As a second sensitivity analysis, we constructed a multivariable Cox regression model for mortality due to infection using the entire cohort to determine: (1) whether the results obtained from the PS-matched cohort were generalizable to the entire cohort, and (2) the risk of mortality due to infection in the anemic group with other important covariates in context, and not in isolation. All covariates were included in the multivariate Cox model for adjustment. Using multivariable Cox regression modeling, we performed subgroup analyses to investigate whether mild, moderate, and severe anemia in the past, were associated with mortality due to infection compared to the non-anemic group.
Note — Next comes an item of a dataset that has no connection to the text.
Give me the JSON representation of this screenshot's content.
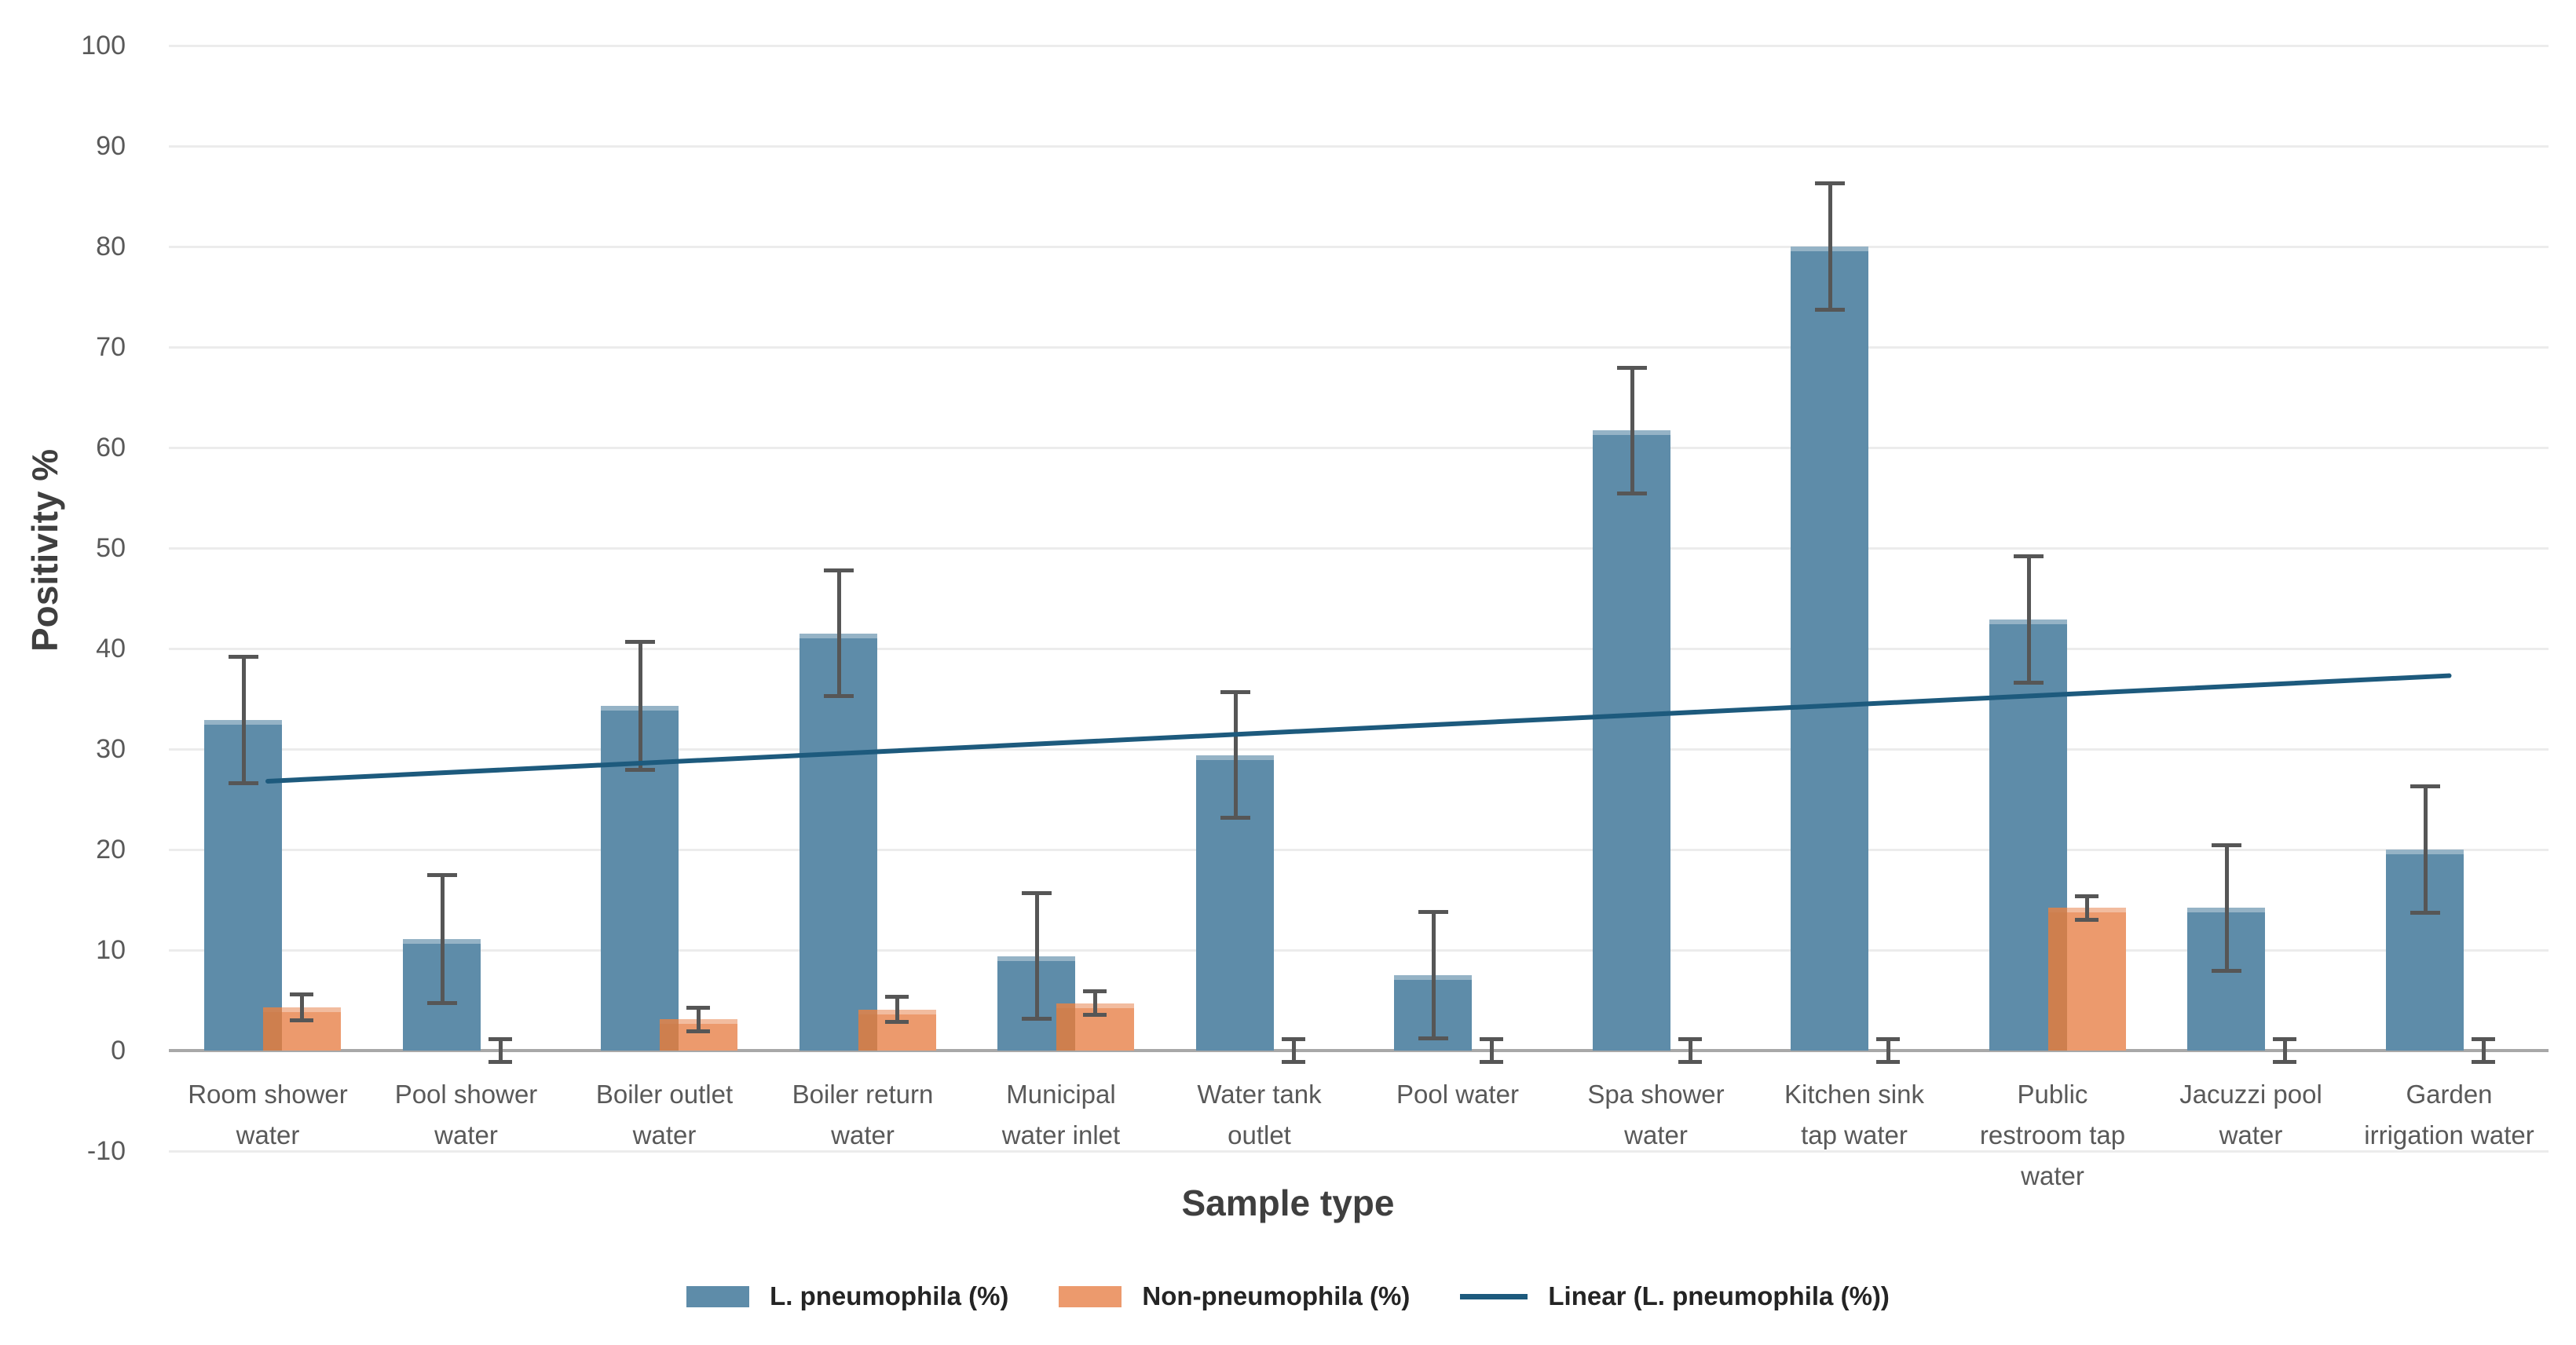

In addition, considering sex is associated with development of anemia [23], we performed subgroup analysis stratified by sex to examine the impact of sex on the association between history of anemia and mortality due to infection. We confirmed that there was no multicollinearity in all multivariable models involving the entire cohort, with a variance inflation factor of < 2.0. The results of the Cox regression are presented as hazard ratios (HRs) with 95% confidence intervals (CIs). C-statistics were used to identify the C-index of the multivariable Cox regression model. All statistical analyses were performed using R software (version 4.0.3 with R packages, the R Project for Statistical Computing, Vienna, Austria). P < 0.05 was considered statistically significant.